Dalam forum ini kepala daerah diharapkan dapat berkoordinasi secara efektif demi kepentingan nasional, bukan sekadar kepentingan sempit partai.

Tetapi Mega dengan sikap otoriternya memilih untuk menciptakan sekat-sekat kepartaian yang justru berbahaya bagi kepentingan rakyat.

Keputusan ini mencerminkan bahwa bagi Megawati, partai lebih utama daripada negara. Sikap ini semakin menegaskan bahwa PDIP bukanlah partai demokratis seperti yang selama ini mereka gembor-gemborkan.

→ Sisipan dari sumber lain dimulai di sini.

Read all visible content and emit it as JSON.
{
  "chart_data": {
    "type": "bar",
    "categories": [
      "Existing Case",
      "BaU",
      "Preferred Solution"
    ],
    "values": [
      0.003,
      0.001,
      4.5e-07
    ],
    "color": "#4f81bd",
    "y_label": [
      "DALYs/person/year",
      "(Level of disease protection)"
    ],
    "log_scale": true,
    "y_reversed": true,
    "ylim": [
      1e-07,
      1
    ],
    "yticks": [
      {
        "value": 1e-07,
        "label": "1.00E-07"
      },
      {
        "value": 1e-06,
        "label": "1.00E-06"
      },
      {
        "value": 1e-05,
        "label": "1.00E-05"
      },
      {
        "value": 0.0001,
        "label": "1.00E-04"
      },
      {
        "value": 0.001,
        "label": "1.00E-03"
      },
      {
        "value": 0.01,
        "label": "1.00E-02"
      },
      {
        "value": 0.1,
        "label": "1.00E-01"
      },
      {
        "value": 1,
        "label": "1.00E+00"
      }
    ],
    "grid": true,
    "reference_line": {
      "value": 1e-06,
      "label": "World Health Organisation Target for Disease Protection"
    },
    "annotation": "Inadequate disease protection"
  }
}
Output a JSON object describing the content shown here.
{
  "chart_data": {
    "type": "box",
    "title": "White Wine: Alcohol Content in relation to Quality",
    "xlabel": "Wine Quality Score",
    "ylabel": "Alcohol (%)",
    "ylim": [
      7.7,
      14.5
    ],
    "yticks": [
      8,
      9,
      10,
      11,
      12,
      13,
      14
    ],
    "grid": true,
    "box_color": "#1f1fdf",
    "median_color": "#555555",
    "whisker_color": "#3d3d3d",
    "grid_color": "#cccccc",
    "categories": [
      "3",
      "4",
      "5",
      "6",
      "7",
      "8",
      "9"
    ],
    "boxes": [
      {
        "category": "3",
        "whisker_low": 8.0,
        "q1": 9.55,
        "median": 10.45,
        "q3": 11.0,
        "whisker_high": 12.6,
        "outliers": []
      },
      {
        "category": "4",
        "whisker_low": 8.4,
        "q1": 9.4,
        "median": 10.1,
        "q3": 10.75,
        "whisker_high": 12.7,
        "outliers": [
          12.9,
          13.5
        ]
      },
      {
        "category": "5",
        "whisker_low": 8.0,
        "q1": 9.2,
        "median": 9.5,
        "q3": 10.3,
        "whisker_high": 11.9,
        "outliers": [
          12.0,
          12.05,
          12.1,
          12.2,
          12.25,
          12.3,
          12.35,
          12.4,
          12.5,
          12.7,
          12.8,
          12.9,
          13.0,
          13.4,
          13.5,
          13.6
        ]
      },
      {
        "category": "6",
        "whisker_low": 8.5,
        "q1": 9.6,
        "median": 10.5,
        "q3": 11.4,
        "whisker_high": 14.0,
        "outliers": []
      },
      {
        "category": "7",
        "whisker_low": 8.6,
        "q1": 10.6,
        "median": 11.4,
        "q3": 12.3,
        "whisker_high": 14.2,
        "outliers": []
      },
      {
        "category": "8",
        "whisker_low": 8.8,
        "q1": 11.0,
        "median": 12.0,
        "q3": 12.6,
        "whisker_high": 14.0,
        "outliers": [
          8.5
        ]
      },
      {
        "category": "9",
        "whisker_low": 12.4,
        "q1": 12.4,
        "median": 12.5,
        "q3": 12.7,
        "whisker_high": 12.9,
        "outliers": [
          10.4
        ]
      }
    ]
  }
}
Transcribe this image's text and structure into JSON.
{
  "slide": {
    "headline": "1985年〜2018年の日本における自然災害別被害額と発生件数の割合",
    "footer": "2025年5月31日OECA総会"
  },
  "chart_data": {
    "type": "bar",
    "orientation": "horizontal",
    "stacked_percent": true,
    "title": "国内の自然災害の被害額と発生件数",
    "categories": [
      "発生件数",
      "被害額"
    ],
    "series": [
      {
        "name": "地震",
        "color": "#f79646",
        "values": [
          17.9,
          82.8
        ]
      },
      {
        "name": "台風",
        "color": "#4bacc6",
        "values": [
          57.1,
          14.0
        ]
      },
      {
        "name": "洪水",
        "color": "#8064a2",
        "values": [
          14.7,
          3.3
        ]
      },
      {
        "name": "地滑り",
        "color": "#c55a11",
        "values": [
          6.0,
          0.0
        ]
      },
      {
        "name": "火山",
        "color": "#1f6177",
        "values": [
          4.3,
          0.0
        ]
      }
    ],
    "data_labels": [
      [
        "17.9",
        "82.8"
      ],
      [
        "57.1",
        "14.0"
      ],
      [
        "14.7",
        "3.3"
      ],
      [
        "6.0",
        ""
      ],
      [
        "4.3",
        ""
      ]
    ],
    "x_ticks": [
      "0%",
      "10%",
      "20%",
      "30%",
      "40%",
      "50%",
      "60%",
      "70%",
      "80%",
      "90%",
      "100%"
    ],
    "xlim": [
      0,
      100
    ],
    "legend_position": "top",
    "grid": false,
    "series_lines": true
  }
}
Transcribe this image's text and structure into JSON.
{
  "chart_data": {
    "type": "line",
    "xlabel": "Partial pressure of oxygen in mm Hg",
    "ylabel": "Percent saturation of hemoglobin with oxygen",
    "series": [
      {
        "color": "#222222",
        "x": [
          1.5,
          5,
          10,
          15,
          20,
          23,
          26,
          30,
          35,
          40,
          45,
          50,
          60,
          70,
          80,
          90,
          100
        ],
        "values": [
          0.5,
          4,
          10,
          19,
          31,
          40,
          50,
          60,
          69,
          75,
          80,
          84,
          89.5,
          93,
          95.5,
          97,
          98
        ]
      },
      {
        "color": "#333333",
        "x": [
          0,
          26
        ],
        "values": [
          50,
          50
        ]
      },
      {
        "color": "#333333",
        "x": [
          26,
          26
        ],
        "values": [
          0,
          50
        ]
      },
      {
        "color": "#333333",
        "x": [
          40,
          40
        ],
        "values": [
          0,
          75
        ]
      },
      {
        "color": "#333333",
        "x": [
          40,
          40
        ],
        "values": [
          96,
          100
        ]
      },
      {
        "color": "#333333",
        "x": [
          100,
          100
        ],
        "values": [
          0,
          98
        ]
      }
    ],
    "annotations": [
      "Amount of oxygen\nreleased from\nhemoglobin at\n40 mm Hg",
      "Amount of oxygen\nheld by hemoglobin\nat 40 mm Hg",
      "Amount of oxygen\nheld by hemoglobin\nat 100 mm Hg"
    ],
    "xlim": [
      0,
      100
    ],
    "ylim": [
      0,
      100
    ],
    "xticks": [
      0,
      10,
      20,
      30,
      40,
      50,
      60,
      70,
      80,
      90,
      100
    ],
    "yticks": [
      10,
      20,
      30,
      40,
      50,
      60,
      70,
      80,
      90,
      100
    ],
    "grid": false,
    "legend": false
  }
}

Jika benar mereka menjunjung demokrasi maka semestinya kepala daerah yang telah dipilih oleh rakyat diberi kebebasan untuk menjalankan tugas mereka sesuai dengan kepentingan bangsa. Bukan malah dikekang dengan instruksi sepihak yang berpotensi merusak harmoni kepemimpinan nasional.

BELA YANG SALAH
Lebih ironis lagi, di saat Mega menunjukkan ketegasannya kepada para kepala daerah, ia justru kekeh membela kader partainya yang bermasalah. Hasto Kristianto, Sekjen PDIP terseret kasus korupsi begitu juga dengan mantan Wali Kota Semarang, Hevearita Gunaryanti Rahayu beserta suaminya. Mega tampak gelap mata, betapa gigihnya dia membela yang salah.

Dalam sumpah jabatan para kepala daerah berikrar untuk mengabdi kepada bangsa dan negara bukan kepada partai. Ketika sumpah itu diucapkan di hadapan Presiden, mereka merupakan bagian dari tim kolektif dalam membangun Indonesia.

Maka sudah seharusnya partai tidak ikut campur dalam pengambilan keputusan mereka. Namun yang terjadi justru sebaliknya, PDIP masih ingin mencengkeram kendali seolah kepala daerah hanyalah boneka yang harus mengikuti titah ketua umum.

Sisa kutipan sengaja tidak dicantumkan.